Чувствую легкое прикосновение к плечу:
— Я тебе расскажу!
Минуточку серьезно слушаю. Потом уже несерьезно. Он ничего не знает о памятнике.
Всю остальную прогулку до полуночи хохочу. Он все рассказывает, рассказывает — обо всем, что видим. И все это неправда. Он несет, как ты: полную чушь, остроумно, мило и изящно.
Он открывает дверь даме, подает руку — не мне одной. Приятно, но не мелочь.
«Доброй ночи» дружески сдержанно. Сердечно-перламутровая улыбка — естественна.
* * *
Следующий день — практика в манежной пыли. Эластичные джинсы натягиваю не только ради удобства: моим ногам на пользу неусовершенствование их очертаний.

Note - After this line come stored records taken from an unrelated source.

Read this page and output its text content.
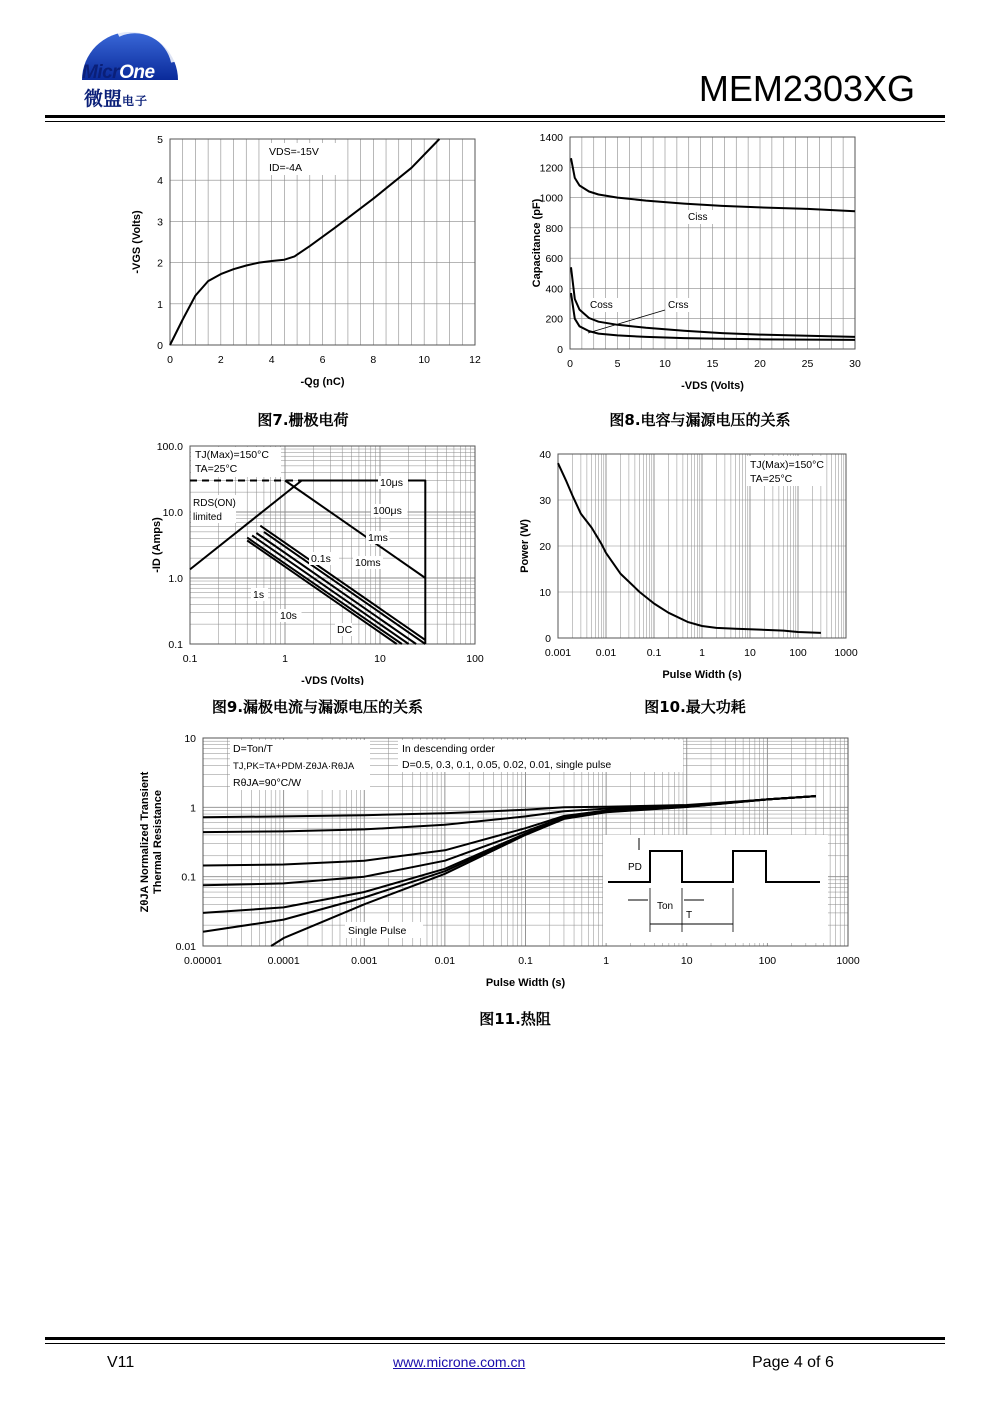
MicrOne
微盟电子	MEM2303XG
0	2	4	6	8	10	12
0
1
2
3
4
5
-Qg (nC)
-VGS (Volts)
VDS=-15V
ID=-4A
0	5	10	15	20	25	30
0
200
400
600
800
1000
1200
1400
-VDS (Volts)
Capacitance (pF)	Ciss
Coss	Crss
0.1	1	10	100
0.1
1.0
10.0
100.0
-VDS (Volts)
-ID (Amps)
TJ(Max)=150°C
TA=25°C
RDS(ON)
limited
10μs
100μs
1ms
10ms
0.1s
1s
10s
DC
0.001 0.01	0.1	1	10	100	1000
0
10
20
30
40
Pulse Width (s)
Power (W)
TJ(Max)=150°C
TA=25°C
0.00001	0.0001	0.001	0.01	0.1	1	10	100	1000
0.01
0.1
1
10
Pulse Width (s)
ZθJA Normalized Transient Thermal Resistance
D=Ton/T
TJ,PK=TA+PDM·ZθJA·RθJA
RθJA=90°C/W
In descending order
D=0.5, 0.3, 0.1, 0.05, 0.02, 0.01, single pulse
Single Pulse
PD
Ton
T
图7.栅极电荷	图8.电容与漏源电压的关系
图9.漏极电流与漏源电压的关系	图10.最大功耗
图11.热阻
V11	www.microne.com.cn	Page 4 of 6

В деле я дока. Лучше евротряпочниц. Он видит это. Я хочу, чтоб он меня видел все время.
Он очень видит меня. Все время.
* * *
Ужин в ресторане. Являюсь с опозданием. На меня оборачиваются все. Я в пурпуре, разрезанном до чульего кружева. Мои беломраморные плечи к концу осени загорели, как ты дразнишься, до черна слоновой кости.
Джинсов и футболок сегодня меньше: и другие участницы переоделись в женщин.
Выискиваю место. Одно находится искоса напротив отворотов его смокинга. Я отодвигаю стул. Он встает и склоняет голову. Перламутровая улыбка слишком естественна, чтоб быть просто сердечной.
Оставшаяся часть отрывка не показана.